FIA president Max Mosley says he is waiting to see what McLaren submit to the governing body on Renault, after suggestions that the Woking-based squad may have evidence against their French rival

McLaren were stripped of all their constructors' championship points and fined a record $100 million for a spying controversy involving leaked Ferrari data.

The British squad's suspended chief designer Mike Coughlan was found to be in possession of a 780-page document with Ferrari information.

Mosley said McLaren team boss Ron Dennis had promised to deliver information that could be detrimental to Renault.

"We haven't had the complaint or the detail we have been promised from McLaren about that, but when we get it, we will investigate," Mosley told BBC Radio 5.

"We've had a dossier from Renault which doesn't look particularly damning, but then again, you wouldn't expect it to. It's allegedly an employee who took some floppy disks with him, but we must wait and see what comes out from McLaren.

"I said to him, 'When you have got your dossier together Ron, let's have it'. He, with Renault's agreement, sent experts into Renault to look at their computer system recently.

"So obviously when he has got that report, if there's something significant in it, I have no doubt he will let us have it."

Renault team boss Flavio Briatore, however, said in Friday's press conference for the Belgian Grand Prix that the French squad had nothing to hide.

"First, if somebody tells me it's the same, I sue somebody, quickly," Briatore said. "Second, it's not an investigation regarding myself and the team.
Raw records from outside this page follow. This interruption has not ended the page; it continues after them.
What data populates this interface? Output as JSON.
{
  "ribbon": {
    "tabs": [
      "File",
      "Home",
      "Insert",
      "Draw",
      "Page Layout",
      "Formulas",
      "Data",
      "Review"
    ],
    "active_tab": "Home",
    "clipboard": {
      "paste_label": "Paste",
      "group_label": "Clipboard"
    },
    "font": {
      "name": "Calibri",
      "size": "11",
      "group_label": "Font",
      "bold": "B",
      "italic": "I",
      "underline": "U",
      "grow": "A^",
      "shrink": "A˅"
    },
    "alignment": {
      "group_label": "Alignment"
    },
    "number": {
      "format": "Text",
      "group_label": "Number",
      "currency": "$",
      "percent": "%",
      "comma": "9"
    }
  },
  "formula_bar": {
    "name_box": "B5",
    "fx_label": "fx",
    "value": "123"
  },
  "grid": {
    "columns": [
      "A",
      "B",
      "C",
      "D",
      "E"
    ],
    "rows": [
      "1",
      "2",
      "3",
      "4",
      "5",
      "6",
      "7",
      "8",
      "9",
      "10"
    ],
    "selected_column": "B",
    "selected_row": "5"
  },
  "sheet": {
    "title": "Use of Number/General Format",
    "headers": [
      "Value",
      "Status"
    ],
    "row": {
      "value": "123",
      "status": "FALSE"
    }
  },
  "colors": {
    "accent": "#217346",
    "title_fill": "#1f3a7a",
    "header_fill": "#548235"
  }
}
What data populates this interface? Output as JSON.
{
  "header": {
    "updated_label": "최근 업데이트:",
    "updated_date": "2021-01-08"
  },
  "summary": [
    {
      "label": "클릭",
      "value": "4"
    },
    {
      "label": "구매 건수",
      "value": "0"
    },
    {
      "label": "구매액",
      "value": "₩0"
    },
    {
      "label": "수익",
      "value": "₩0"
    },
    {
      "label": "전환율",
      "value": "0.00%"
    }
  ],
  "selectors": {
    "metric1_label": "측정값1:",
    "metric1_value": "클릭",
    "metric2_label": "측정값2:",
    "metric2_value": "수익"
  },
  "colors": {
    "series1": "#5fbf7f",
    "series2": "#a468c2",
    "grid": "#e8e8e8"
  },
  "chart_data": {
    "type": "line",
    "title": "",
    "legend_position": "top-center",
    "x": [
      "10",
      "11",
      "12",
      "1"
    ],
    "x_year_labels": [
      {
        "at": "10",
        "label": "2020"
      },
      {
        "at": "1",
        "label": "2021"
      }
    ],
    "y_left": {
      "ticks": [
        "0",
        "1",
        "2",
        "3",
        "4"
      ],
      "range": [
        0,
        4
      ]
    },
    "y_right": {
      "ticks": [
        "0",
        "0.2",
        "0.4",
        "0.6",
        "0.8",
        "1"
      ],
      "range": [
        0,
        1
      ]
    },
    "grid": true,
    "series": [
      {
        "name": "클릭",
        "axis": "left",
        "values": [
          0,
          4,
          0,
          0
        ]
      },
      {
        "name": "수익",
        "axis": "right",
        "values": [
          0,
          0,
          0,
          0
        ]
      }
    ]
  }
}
Third, we give all the information to the Federation, at least when we found out something, and this is it. It's as simple as that.

"I think McLaren was judged by the World Council, and there was enough evidence to find McLaren guilty, it's as simple as that. I don't want, at this moment (talk) about Renault because first we are not being investigated, second we give all our evidence to McLaren and to Mr Mosley and to the Federation."